Der Anleger zahlt die Zeche
Zwar sind die Geschäftsbanken selber nun besser vor Krisen geschützt, zumindest war dies die Lehre aus der Finanzkrise, aber das Risiko ist dafür nicht aus dem Markt. Wenn die Anleihen Kurse im Zuge der QE-Programme der EZB stark fallen und viele Anleger gleichzeitig verkaufen wollen, kommt es zwangsläufig zu einem Liquiditätsengpass. Früher standen dann eben die Banken bereit zur Not als Käufer aufzutreten, aber dies können sie heute nur bedingt. Das Risiko liegt also beim Anleger..

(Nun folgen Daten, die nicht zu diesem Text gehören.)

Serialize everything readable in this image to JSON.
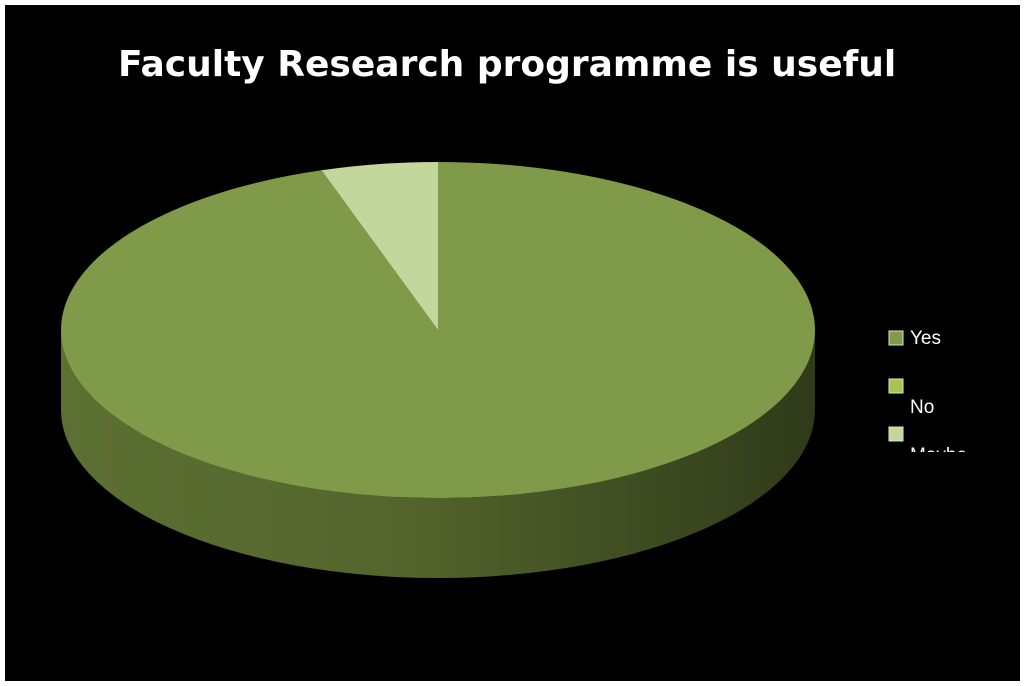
{
  "chart_data": {
    "type": "pie3d",
    "title": "Faculty Research programme is useful",
    "categories": [
      "Yes",
      "No",
      "Maybe"
    ],
    "values": [
      95,
      0,
      5
    ],
    "colors": [
      "#7f9a48",
      "#a5c54e",
      "#c3d69b"
    ],
    "legend": "right"
  }
}
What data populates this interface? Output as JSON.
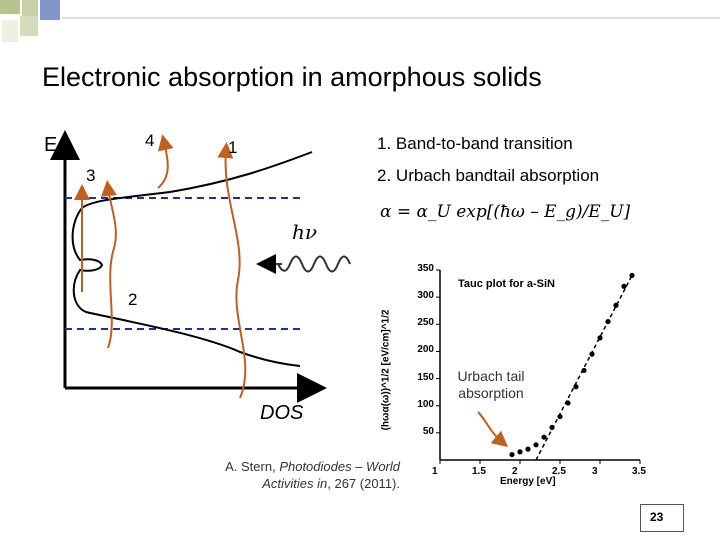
{
  "slide": {
    "title": "Electronic absorption in amorphous solids",
    "page_number": "23"
  },
  "bullets": [
    {
      "num": "1.",
      "text": "Band-to-band transition"
    },
    {
      "num": "2.",
      "text": "Urbach bandtail absorption"
    }
  ],
  "dos_diagram": {
    "energy_axis_label": "E",
    "dos_axis_label": "DOS",
    "photon_label": "hν",
    "transition_labels": [
      "1",
      "2",
      "3",
      "4"
    ]
  },
  "formula": "α = α_U exp[(ħω – E_g)/E_U]",
  "chart_data": {
    "type": "scatter",
    "title": "Tauc plot for a-SiN",
    "xlabel": "Energy [eV]",
    "ylabel": "(hωα(ω))^1/2 [eV/cm]^1/2",
    "xlim": [
      1,
      3.5
    ],
    "ylim": [
      0,
      350
    ],
    "x_ticks": [
      "1",
      "1.5",
      "2",
      "2.5",
      "3",
      "3.5"
    ],
    "y_ticks": [
      "50",
      "100",
      "150",
      "200",
      "250",
      "300",
      "350"
    ],
    "points": [
      [
        1.9,
        10
      ],
      [
        2.0,
        15
      ],
      [
        2.1,
        20
      ],
      [
        2.2,
        28
      ],
      [
        2.3,
        42
      ],
      [
        2.4,
        60
      ],
      [
        2.5,
        80
      ],
      [
        2.6,
        105
      ],
      [
        2.7,
        135
      ],
      [
        2.8,
        165
      ],
      [
        2.9,
        195
      ],
      [
        3.0,
        225
      ],
      [
        3.1,
        255
      ],
      [
        3.2,
        285
      ],
      [
        3.3,
        320
      ],
      [
        3.4,
        340
      ]
    ],
    "fit_line": [
      [
        2.2,
        0
      ],
      [
        3.4,
        340
      ]
    ],
    "annotation": "Urbach tail absorption"
  },
  "citation": {
    "prefix": "A. Stern, ",
    "title": "Photodiodes – World Activities in",
    "suffix": ", 267 (2011)."
  },
  "colors": {
    "accent_blue": "#1f3a8a",
    "arrow_orange": "#c06020",
    "dashed_line": "#1f2f9f",
    "deco_green": "#b6c48e",
    "deco_blue": "#8296c8"
  }
}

Mehr Risiko an den Anleihenmärkten
Nun gibt es heute kaum noch etwas, das seit der Durchführung des QE-Programms der EZB noch attraktive Renditen hat. Anleger, im übrigen auch institutionelle Anleger, die vom Gesetz wegen gezwungen sind ein Großteil ihres Kapitals in Anleihen anzulegen, werden gezwungen riskantere Papiere zu kaufen, wenn sie für ihre Kunden überhaupt eine Rendite erwirtschaften wollen. Laut einer Bloomberg-Studie weisen bereits ein Drittel aller ausstehenden europäischen Staatsanleihen eine negative Rendite auf. Am weitesten im negativen Bereich sind die Schweizer Anleihen. Da wurden vergangene Woche zum ersten mal eine zehnjährige Bundesanleihe mit negativer Rendite emittiert. Kein Wunder, dass ein Großteil der Fondsmanager einen Crash am Anleihenmarkt durchaus für realistisch hält. Für manche ist es gar nicht mehr die Frage ob, sondern nur noch wann.
Welcher Katalysator?
Die aktuelle Entwicklung geht natürlich so lange gut solange die EZB den Markt leer kauft, wobei die EZB selber es schon nicht leicht hat ihre selbstgesteckten Ziele zu erreichen und genügend Papiere findet, die sie aufkaufen kann. Irgendwann wird sich das Blatt wenden, und genau dies fürchten erfahrene Kenner der Anleihen-Märkte. Dies könnte natürlich eine Zins-Anhebung der FED sein. Erfahrungsgemäß sind auch exogene Schock-Effekte wie unerwartete politischen Ereignisse mögliche Kandidaten.